Pertama, istilah ‘alifuru’ atau ‘alefuru ’berasal dari dua akar kata Aram/Arab yakni alif atau alef yang memiliki arti yang sama yaitu ‘tunggal/satu’, dan uru yang artinya manusia (lih. Hal. 22). Karena bahasa Aram pada abad ke sembilan sebelum masehi ialah bahasa internasional dalam bidang perdagangan dan diplomasi, maka sudah tentu pengaruhnya cukup luas sehingga teradopsi oleh kelompok suku ini dan salah satu katanya dipergunakan untuk menyebut identitas komunitasnya sekalipun telah terbuang jauh dari komunitas induknya, Israel.

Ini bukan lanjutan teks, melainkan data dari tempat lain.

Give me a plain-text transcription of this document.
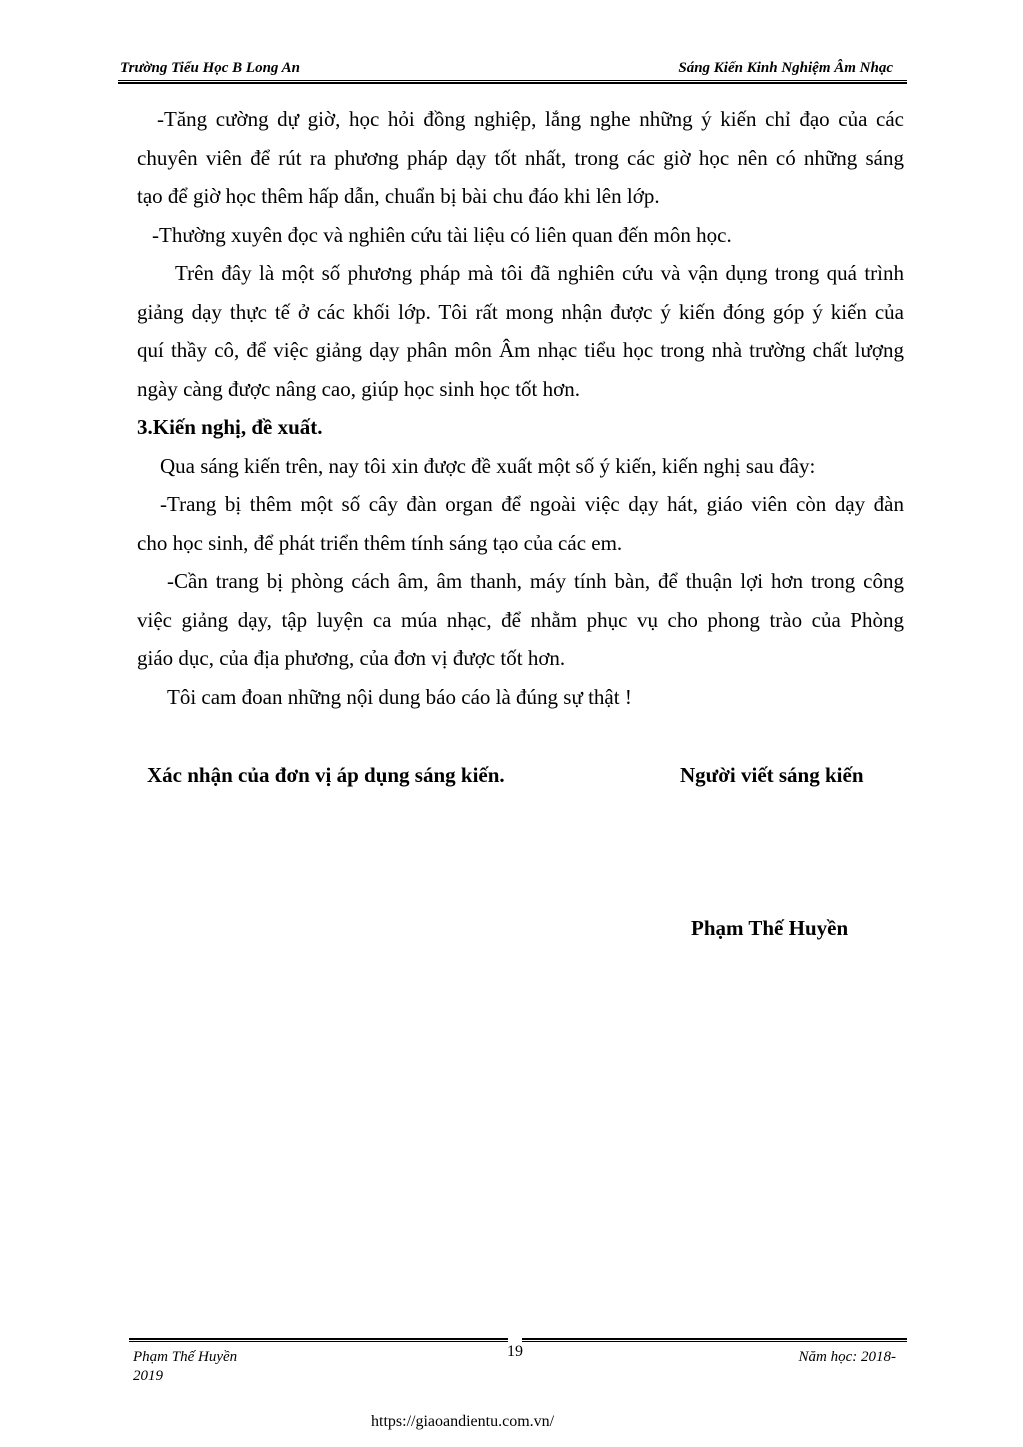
Trường Tiểu Học B Long An	Sáng Kiến Kinh Nghiệm Âm Nhạc
-Tăng cường dự giờ, học hỏi đồng nghiệp, lắng nghe những ý kiến chỉ đạo của các
chuyên viên để rút ra phương pháp dạy tốt nhất, trong các giờ học nên có những sáng
tạo để giờ học thêm hấp dẫn, chuẩn bị bài chu đáo khi lên lớp.
-Thường xuyên đọc và nghiên cứu tài liệu có liên quan đến môn học.
Trên đây là một số phương pháp mà tôi đã nghiên cứu và vận dụng trong quá trình
giảng dạy thực tế ở các khối lớp. Tôi rất mong nhận được ý kiến đóng góp ý kiến của
quí thầy cô, để việc giảng dạy phân môn Âm nhạc tiểu học trong nhà trường chất lượng
ngày càng được nâng cao, giúp học sinh học tốt hơn.
3.Kiến nghị, đề xuất.
Qua sáng kiến trên, nay tôi xin được đề xuất một số ý kiến, kiến nghị sau đây:
-Trang bị thêm một số cây đàn organ để ngoài việc dạy hát, giáo viên còn dạy đàn
cho học sinh, để phát triển thêm tính sáng tạo của các em.
-Cần trang bị phòng cách âm, âm thanh, máy tính bàn, để thuận lợi hơn trong công
việc giảng dạy, tập luyện ca múa nhạc, để nhằm phục vụ cho phong trào của Phòng
giáo dục, của địa phương, của đơn vị được tốt hơn.
Tôi cam đoan những nội dung báo cáo là đúng sự thật !
Xác nhận của đơn vị áp dụng sáng kiến.	Người viết sáng kiến
Phạm Thế Huyền
19
Phạm Thế Huyền	Năm học: 2018-
2019
https://giaoandientu.com.vn/
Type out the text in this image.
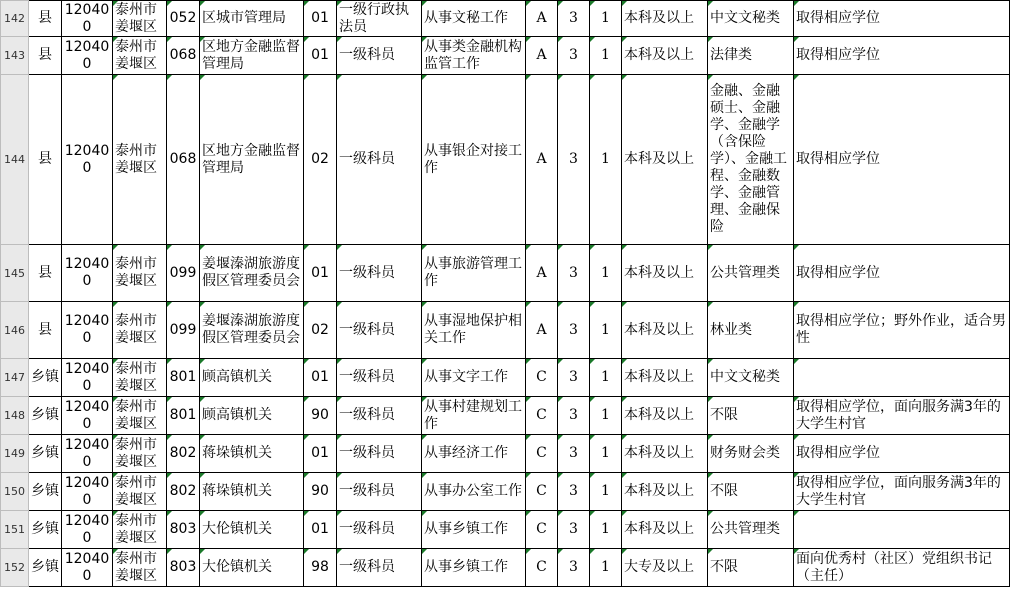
142	县	120400	泰州市姜堰区	052	区城市管理局	01	一级行政执法员	从事文秘工作	A	3	1	本科及以上	中文文秘类	取得相应学位
143	县	120400	泰州市姜堰区	068	区地方金融监督管理局	01	一级科员	从事类金融机构监管工作	A	3	1	本科及以上	法律类	取得相应学位
144	县	120400	泰州市姜堰区	068	区地方金融监督管理局	02	一级科员	从事银企对接工作	A	3	1	本科及以上	金融、金融硕士、金融学、金融学（含保险学）、金融工程、金融数学、金融管理、金融保险	取得相应学位
145	县	120400	泰州市姜堰区	099	姜堰溱湖旅游度假区管理委员会	01	一级科员	从事旅游管理工作	A	3	1	本科及以上	公共管理类	取得相应学位
146	县	120400	泰州市姜堰区	099	姜堰溱湖旅游度假区管理委员会	02	一级科员	从事湿地保护相关工作	A	3	1	本科及以上	林业类	取得相应学位；野外作业，适合男性
147	乡镇	120400	泰州市姜堰区	801	顾高镇机关	01	一级科员	从事文字工作	C	3	1	本科及以上	中文文秘类	
148	乡镇	120400	泰州市姜堰区	801	顾高镇机关	90	一级科员	从事村建规划工作	C	3	1	本科及以上	不限	取得相应学位，面向服务满3年的大学生村官
149	乡镇	120400	泰州市姜堰区	802	蒋垛镇机关	01	一级科员	从事经济工作	C	3	1	本科及以上	财务财会类	取得相应学位
150	乡镇	120400	泰州市姜堰区	802	蒋垛镇机关	90	一级科员	从事办公室工作	C	3	1	本科及以上	不限	取得相应学位，面向服务满3年的大学生村官
151	乡镇	120400	泰州市姜堰区	803	大伦镇机关	01	一级科员	从事乡镇工作	C	3	1	本科及以上	公共管理类	
152	乡镇	120400	泰州市姜堰区	803	大伦镇机关	98	一级科员	从事乡镇工作	C	3	1	大专及以上	不限	面向优秀村（社区）党组织书记（主任）
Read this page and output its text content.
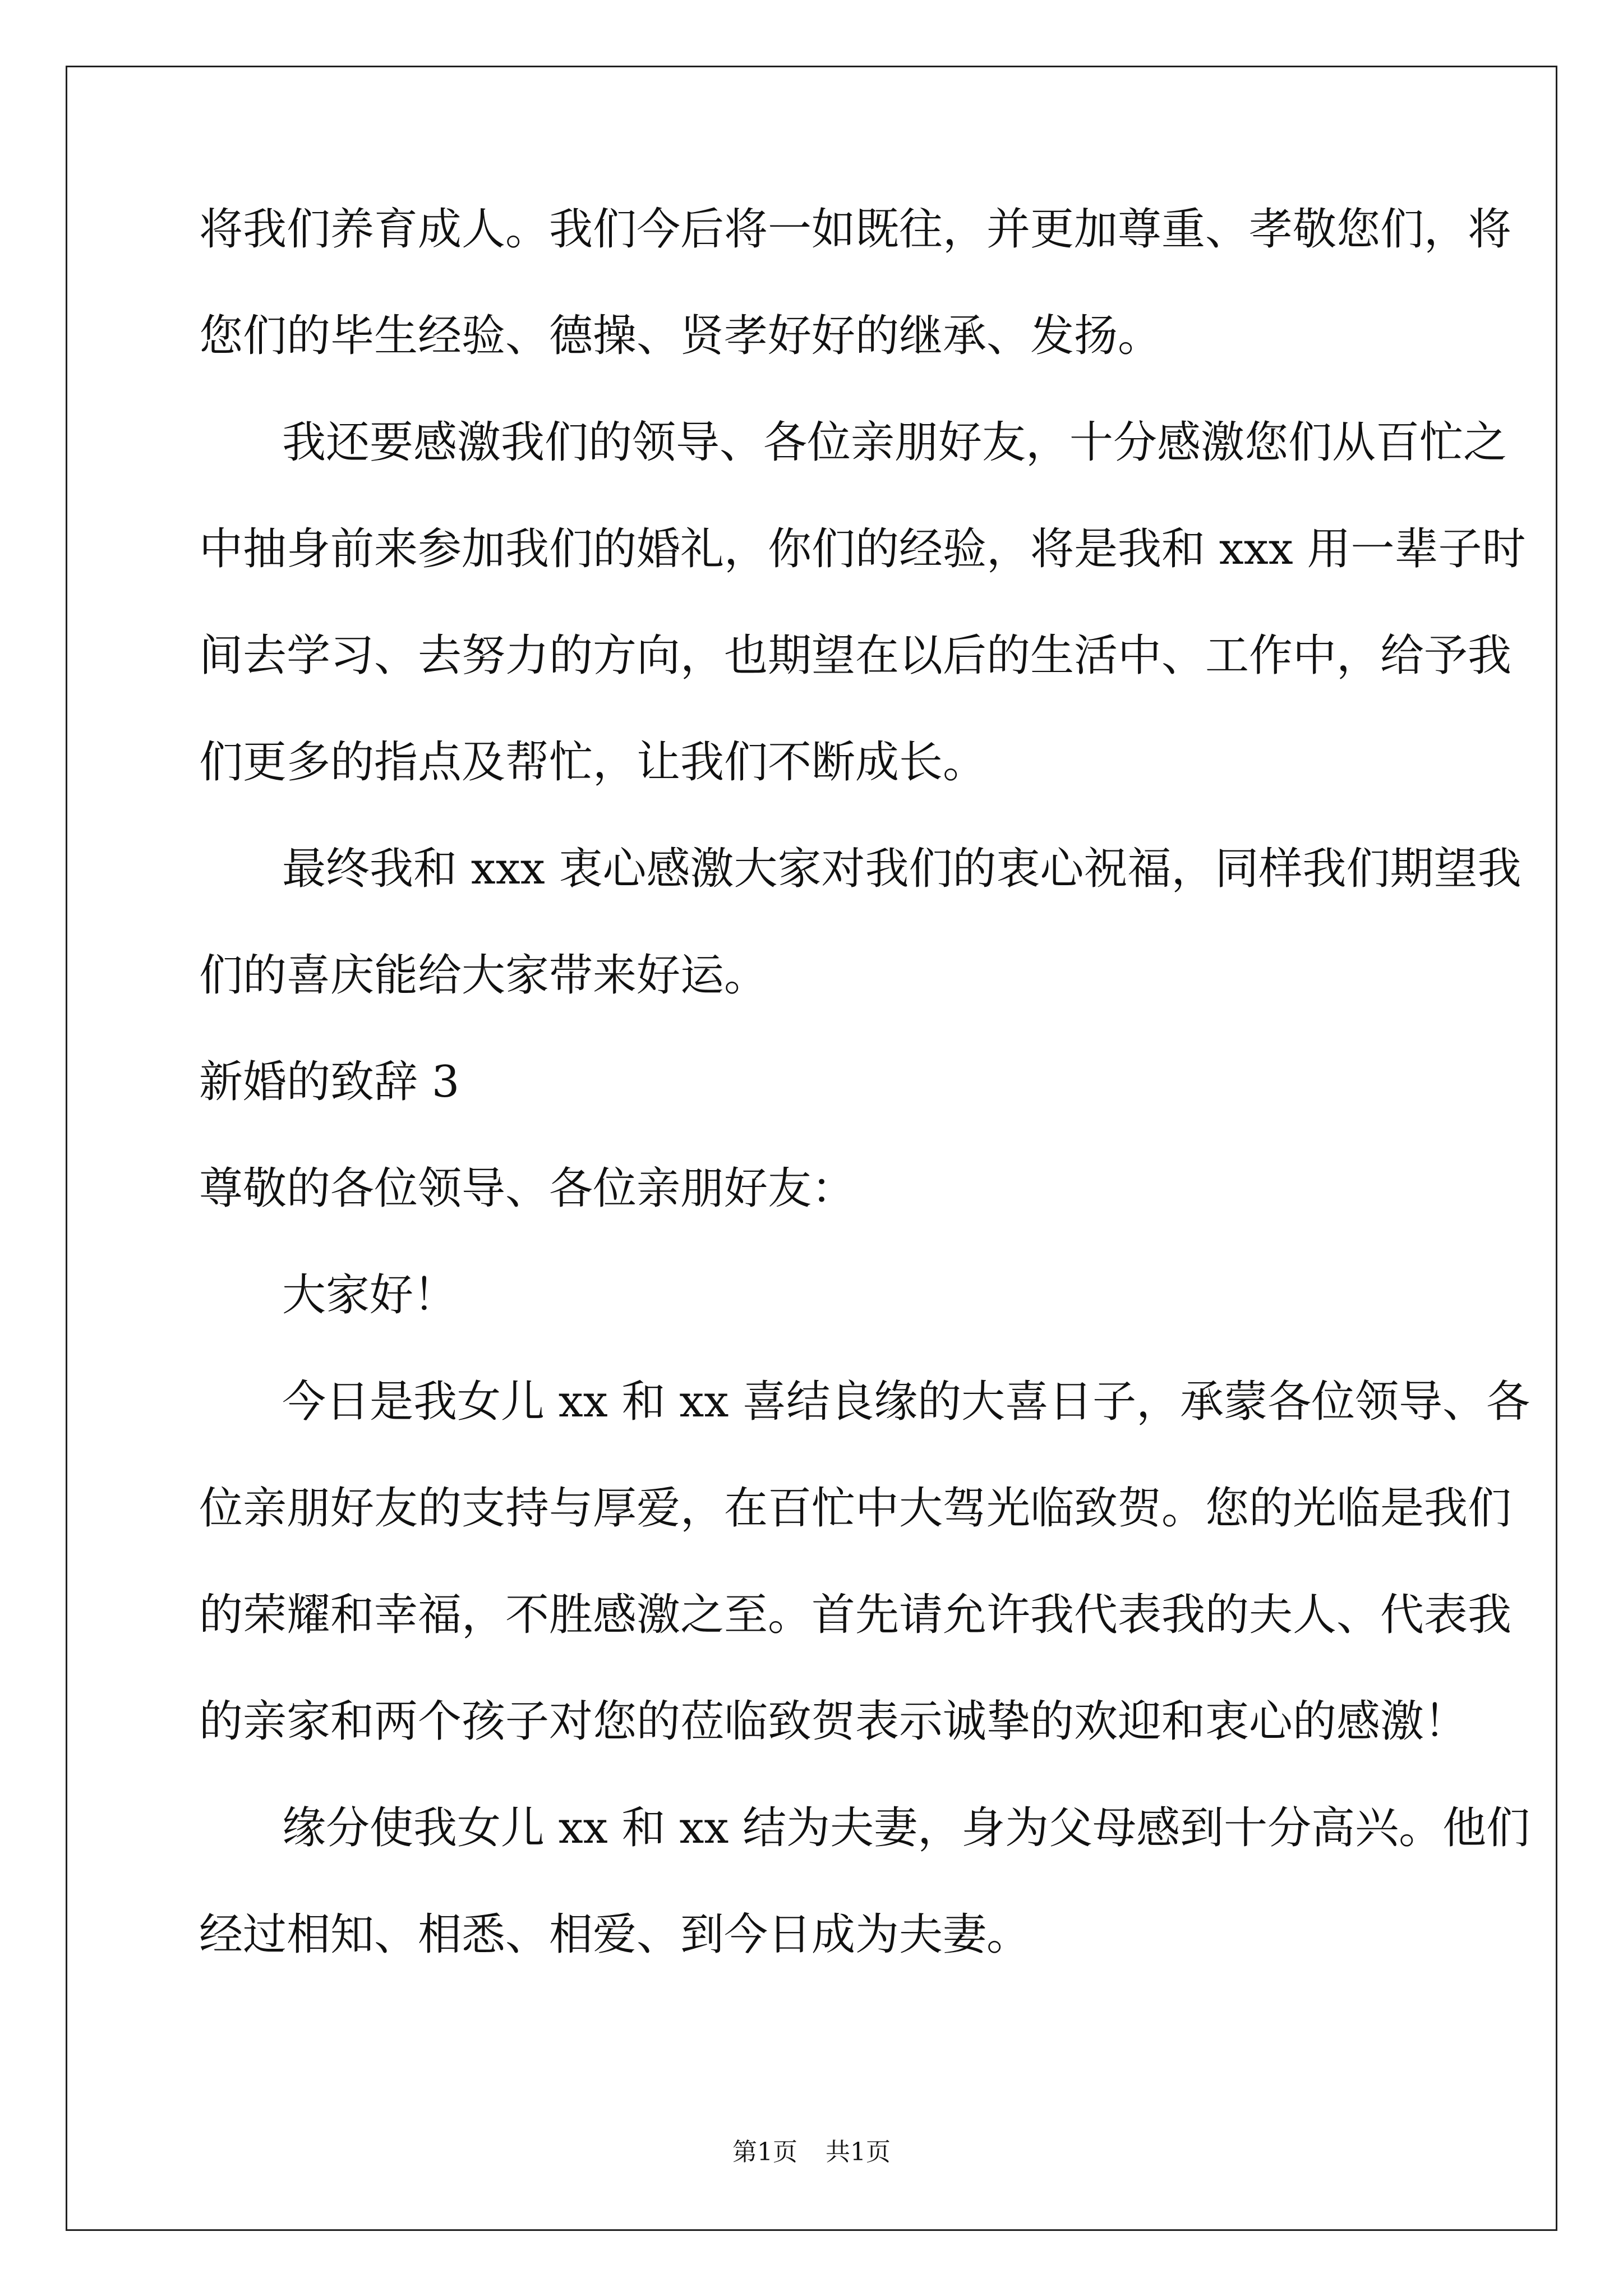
将我们养育成人。我们今后将一如既往，并更加尊重、孝敬您们，将
您们的毕生经验、德操、贤孝好好的继承、发扬。
我还要感激我们的领导、各位亲朋好友，十分感激您们从百忙之
中抽身前来参加我们的婚礼，你们的经验，将是我和 xxx 用一辈子时
间去学习、去努力的方向，也期望在以后的生活中、工作中，给予我
们更多的指点及帮忙，让我们不断成长。
最终我和 xxx 衷心感激大家对我们的衷心祝福，同样我们期望我
们的喜庆能给大家带来好运。
新婚的致辞 3
尊敬的各位领导、各位亲朋好友：
大家好！
今日是我女儿 xx 和 xx 喜结良缘的大喜日子，承蒙各位领导、各
位亲朋好友的支持与厚爱，在百忙中大驾光临致贺。您的光临是我们
的荣耀和幸福，不胜感激之至。首先请允许我代表我的夫人、代表我
的亲家和两个孩子对您的莅临致贺表示诚挚的欢迎和衷心的感激！
缘分使我女儿 xx 和 xx 结为夫妻，身为父母感到十分高兴。他们
经过相知、相悉、相爱、到今日成为夫妻。
第1页 共1页
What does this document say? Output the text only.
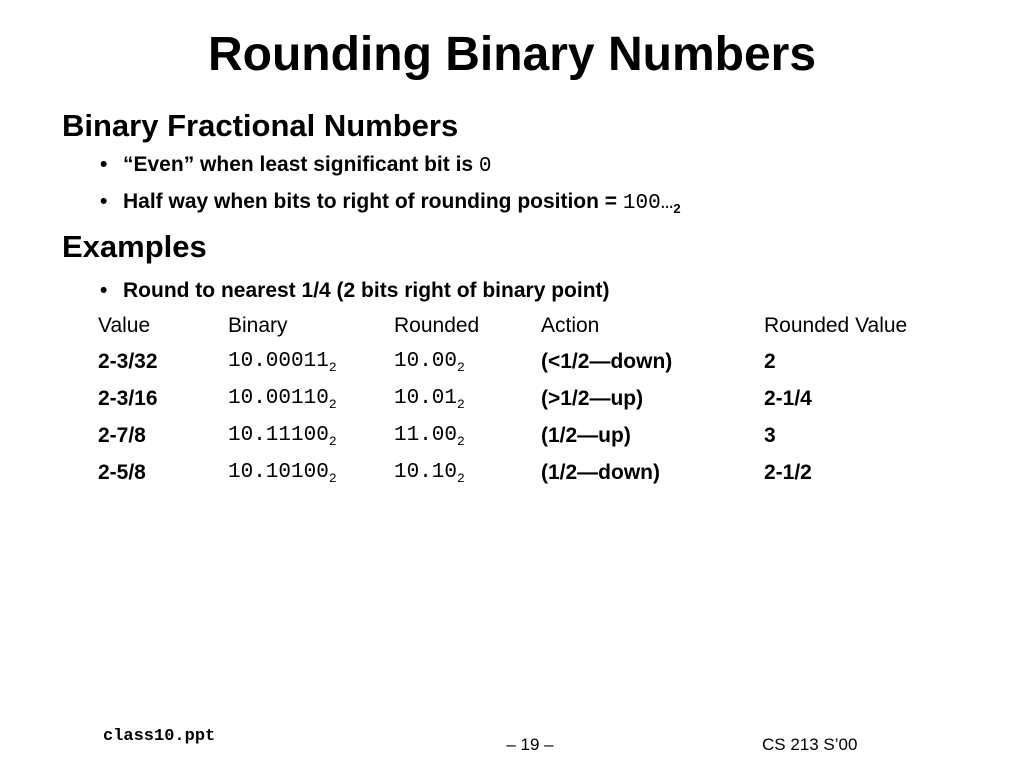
Rounding Binary Numbers
Binary Fractional Numbers
• “Even” when least significant bit is 0
• Half way when bits to right of rounding position = $100\dots_2$
Examples
• Round to nearest 1/4 (2 bits right of binary point)
Value	Binary	Rounded	Action	Rounded Value
2-3/32	$10.00011_2$	$10.00_2$	(<1/2—down)	2
2-3/16	$10.00110_2$	$10.01_2$	(>1/2—up)	2-1/4
2-7/8	$10.11100_2$	$11.00_2$	(1/2—up)	3
2-5/8	$10.10100_2$	$10.10_2$	(1/2—down)	2-1/2
class10.ppt	– 19 –	CS 213 S’00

Dalam konteks ini, penamaan kelompok suku Maluku sebagai alifuru sedikit banyak memberi kesan bahwa kelompok ini punya hubungan dengan daerah dimana akar kata alifuru itu berasal.

Kedua, istilah Maluku berkaitan dengan kata “Molokh” (Milkom), yakni suatu sebutan (nama) bagi seorang dewa sembahan bani Amon yang berada di sekitar perbatasan Yordania dengan tanah Kanaan Israel yang berbatasan langsung dengan suku Gad. Dewa Molukh ini ialah salah satu dewa yang ada di Timur Tengah yang tidak disukai oleh Tuhan Yahweh Israel, sehingga Yahweh Israel mengatakan Molokh adalah dewa yang sangat najis di mataNya dan dianggap juga sebagai dewa kekejian. Dewa ini mudah membuat orang Israel tidak taat pada perintah Tuhan dan dengan mudahnya meninggalkan dan melupakan Yahweh. Bila salah satu suku Israel menyembah dewa Molokh, maka mereka dianggap telah berzinah dan sebagai konsekwensinya mereka akan dilenyapkan (versi Imamat 20). Avner menafsirkannya disini dengan diusir keluar dari tanah Israel, dan kemudian mengembara melintasi daratan India dan tibalah di pulau-pulau pesisir yang akhirnya dinamakan Maluku (yakni nama yang punya kaitan dengan dewa sembahan suku ini). Baginya, salah satu indikasi praktis yang tersisa untuk melihat hal ini ialah kecendrungan mistik orang Maluku (orang Kristen Ambon) yang sangat kuat, yakni bertahannya harapan dan praktek-praktek penyembahan berhala sekalipun mereka sudah menjadi orang Kristen. Pola kehidupan yang cenderung berpaut pada arwah-arwah, yakni berziarah dan berbicara pada orang-orang yang sudah mati sebagaimana pada kebanyakan orang Kristen Ambon, ialah pola hidup suku Gad yang berpaut pada Molokh.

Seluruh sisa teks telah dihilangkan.